Reinventing Gravity, with Professor John Moffat
27 Nov, 2009
Something is wrong with gravity!
Einstein’s relativity and the theory of quantum mechanics are fundamentally incompatible, which has prompted the last 30 years of work in string theory and quantum gravity. However, John Moffat has identify a bigger problem: not only does Einstein’s theory not work in the world of the very small but it does not seem to work in the world of the very large either.
Moffat has developed a modified theory of gravity, or MOG, that can explain the behavior of our universe as well as Einstein’s, without resorting to dubious, yet long-claimed excuse for the existence of invisible “dark matter”. As John Barrow of the University of Cambridge asserts, the simplicity of Moffat’s model demands that physicist take this daring new theory seriously.

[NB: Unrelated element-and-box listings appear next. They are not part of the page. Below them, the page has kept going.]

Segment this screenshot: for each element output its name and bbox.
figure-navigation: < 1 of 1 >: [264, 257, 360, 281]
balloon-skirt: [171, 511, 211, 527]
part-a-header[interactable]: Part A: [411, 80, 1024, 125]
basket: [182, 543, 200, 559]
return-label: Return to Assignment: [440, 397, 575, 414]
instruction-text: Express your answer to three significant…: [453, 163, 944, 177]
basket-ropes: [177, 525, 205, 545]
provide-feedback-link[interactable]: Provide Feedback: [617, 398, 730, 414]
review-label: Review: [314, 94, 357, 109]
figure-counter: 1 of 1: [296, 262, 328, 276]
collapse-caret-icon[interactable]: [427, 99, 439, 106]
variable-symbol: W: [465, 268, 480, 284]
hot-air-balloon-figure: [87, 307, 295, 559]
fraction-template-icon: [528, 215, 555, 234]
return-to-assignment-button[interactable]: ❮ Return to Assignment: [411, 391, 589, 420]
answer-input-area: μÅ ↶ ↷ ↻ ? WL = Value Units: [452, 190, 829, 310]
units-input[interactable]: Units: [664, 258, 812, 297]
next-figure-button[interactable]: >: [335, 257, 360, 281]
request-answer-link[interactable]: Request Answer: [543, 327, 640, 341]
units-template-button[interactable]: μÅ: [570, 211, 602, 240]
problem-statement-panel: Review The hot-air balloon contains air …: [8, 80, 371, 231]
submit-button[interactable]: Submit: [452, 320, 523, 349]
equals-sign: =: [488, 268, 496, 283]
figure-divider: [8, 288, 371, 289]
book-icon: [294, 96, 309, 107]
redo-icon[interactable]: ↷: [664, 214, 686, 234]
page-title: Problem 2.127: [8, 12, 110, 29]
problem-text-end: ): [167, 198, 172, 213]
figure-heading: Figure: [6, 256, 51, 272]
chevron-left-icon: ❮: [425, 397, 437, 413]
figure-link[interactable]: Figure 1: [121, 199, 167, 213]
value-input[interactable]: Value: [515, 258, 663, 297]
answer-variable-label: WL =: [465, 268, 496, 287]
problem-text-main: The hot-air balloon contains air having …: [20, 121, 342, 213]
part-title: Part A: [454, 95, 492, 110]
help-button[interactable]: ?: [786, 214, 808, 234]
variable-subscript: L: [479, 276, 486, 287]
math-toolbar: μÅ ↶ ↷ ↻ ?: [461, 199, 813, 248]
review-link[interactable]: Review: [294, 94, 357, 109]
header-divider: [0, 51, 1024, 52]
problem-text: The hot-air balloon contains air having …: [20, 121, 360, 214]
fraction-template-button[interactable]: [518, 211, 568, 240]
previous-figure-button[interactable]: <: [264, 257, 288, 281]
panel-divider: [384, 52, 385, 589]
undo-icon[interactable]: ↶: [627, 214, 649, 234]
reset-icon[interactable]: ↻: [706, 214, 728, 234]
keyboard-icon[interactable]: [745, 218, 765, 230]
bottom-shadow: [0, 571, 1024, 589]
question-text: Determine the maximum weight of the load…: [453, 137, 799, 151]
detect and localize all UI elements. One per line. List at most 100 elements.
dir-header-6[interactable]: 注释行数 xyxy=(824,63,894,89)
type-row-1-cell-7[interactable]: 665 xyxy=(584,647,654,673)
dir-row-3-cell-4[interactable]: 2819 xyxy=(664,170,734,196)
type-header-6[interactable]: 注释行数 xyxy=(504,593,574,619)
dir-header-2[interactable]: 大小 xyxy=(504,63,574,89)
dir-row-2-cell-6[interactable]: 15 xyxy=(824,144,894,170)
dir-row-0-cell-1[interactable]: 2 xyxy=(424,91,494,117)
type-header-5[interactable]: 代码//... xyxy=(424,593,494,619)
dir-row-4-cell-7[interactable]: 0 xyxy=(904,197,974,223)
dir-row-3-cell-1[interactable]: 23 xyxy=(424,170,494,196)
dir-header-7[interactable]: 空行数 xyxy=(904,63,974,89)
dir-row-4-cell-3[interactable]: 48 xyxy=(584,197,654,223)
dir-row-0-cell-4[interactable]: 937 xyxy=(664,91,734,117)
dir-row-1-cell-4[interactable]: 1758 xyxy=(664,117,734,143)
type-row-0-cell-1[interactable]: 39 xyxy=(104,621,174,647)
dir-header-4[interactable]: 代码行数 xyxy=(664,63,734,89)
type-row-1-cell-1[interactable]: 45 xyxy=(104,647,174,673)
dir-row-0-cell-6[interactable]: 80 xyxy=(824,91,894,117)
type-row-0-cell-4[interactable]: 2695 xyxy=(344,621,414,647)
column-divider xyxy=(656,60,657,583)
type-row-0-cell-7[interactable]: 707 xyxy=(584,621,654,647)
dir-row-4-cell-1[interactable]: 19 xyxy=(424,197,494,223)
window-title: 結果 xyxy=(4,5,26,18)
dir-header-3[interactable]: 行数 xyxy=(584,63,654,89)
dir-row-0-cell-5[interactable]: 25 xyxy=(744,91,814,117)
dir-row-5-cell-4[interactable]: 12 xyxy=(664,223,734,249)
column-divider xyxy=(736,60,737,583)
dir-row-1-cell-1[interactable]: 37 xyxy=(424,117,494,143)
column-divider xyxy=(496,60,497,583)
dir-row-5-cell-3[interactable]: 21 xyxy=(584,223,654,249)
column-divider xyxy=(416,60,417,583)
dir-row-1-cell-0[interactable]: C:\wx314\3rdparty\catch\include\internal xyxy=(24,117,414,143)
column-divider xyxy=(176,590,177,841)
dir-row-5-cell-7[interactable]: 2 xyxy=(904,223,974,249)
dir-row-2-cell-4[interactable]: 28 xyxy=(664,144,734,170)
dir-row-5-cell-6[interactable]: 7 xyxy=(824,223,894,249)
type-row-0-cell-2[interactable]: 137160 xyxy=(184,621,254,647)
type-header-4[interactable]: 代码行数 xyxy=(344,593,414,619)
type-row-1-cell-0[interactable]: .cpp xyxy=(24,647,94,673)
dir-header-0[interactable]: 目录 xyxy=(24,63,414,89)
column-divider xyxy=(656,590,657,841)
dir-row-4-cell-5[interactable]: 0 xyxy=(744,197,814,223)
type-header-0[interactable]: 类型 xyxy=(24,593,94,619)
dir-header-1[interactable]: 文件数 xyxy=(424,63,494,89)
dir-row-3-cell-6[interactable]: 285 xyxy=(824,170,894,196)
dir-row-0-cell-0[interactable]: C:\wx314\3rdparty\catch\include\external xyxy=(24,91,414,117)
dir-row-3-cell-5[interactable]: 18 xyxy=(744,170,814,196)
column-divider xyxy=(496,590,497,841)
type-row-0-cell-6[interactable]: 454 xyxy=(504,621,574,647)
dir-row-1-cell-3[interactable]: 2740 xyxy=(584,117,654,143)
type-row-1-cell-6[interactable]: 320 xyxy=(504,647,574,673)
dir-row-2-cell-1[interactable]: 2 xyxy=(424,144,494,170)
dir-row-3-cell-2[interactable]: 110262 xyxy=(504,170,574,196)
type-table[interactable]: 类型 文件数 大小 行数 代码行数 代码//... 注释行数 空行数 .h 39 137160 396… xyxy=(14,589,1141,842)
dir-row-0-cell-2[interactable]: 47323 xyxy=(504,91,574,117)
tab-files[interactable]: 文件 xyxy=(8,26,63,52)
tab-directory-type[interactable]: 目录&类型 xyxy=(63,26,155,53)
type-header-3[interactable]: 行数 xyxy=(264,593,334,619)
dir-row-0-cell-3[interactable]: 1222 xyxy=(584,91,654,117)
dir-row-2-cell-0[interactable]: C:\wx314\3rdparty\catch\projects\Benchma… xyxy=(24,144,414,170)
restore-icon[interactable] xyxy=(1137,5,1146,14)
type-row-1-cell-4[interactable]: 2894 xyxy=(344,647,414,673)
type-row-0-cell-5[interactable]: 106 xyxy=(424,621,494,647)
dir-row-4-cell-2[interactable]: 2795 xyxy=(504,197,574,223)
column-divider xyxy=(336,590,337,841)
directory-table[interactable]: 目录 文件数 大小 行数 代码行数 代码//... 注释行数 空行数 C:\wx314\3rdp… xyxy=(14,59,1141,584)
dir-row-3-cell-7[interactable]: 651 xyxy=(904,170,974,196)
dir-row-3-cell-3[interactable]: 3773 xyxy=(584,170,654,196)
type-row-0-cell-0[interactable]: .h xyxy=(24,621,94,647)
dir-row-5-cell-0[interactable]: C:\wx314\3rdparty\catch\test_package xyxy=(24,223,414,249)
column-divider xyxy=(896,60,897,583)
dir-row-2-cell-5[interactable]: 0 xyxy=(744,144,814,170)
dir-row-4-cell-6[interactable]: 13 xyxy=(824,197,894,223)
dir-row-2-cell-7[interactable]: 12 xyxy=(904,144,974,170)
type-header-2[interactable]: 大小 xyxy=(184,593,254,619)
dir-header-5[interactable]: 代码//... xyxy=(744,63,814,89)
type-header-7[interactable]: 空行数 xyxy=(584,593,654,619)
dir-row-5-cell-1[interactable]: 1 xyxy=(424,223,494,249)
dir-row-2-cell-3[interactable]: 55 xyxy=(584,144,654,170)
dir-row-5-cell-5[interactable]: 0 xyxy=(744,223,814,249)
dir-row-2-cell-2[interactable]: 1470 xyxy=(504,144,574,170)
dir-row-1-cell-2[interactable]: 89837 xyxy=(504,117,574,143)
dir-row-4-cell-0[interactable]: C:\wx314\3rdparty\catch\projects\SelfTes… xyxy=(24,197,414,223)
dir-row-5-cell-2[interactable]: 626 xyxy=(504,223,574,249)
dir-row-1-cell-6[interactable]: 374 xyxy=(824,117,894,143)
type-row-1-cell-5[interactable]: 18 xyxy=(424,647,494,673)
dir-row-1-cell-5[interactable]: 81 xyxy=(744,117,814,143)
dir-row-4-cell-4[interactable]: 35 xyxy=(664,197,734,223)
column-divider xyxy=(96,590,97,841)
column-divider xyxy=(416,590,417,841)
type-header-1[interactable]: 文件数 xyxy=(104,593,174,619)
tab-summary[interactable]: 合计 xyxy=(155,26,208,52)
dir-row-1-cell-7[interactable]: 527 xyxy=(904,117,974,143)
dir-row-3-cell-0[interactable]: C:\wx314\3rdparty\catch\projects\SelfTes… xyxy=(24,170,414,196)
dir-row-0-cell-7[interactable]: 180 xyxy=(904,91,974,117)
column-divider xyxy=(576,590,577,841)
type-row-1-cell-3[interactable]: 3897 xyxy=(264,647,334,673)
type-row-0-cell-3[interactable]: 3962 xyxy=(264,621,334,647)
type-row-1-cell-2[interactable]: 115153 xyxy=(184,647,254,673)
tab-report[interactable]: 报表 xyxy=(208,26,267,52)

John Moffat is a Professor Emeritus in physics at the University of Toronto. He is also an adjunct professor in physics at the University of Waterloo and a resident affiliate member of the prestigious Perimeter Institute of Theoretical Physics. He is best known for his work on Nonsymmetric Gravitational Theory.
This lecture is CFI’s contribution to the International Year of Astronomy, which is a global effort initiated by the International Astronomical Union (IAU) and UNESCO to help the citizens of the world rediscover their place in the Universe through the day -and night- time sky, and thereby engage a personal sense of wonder and discovery.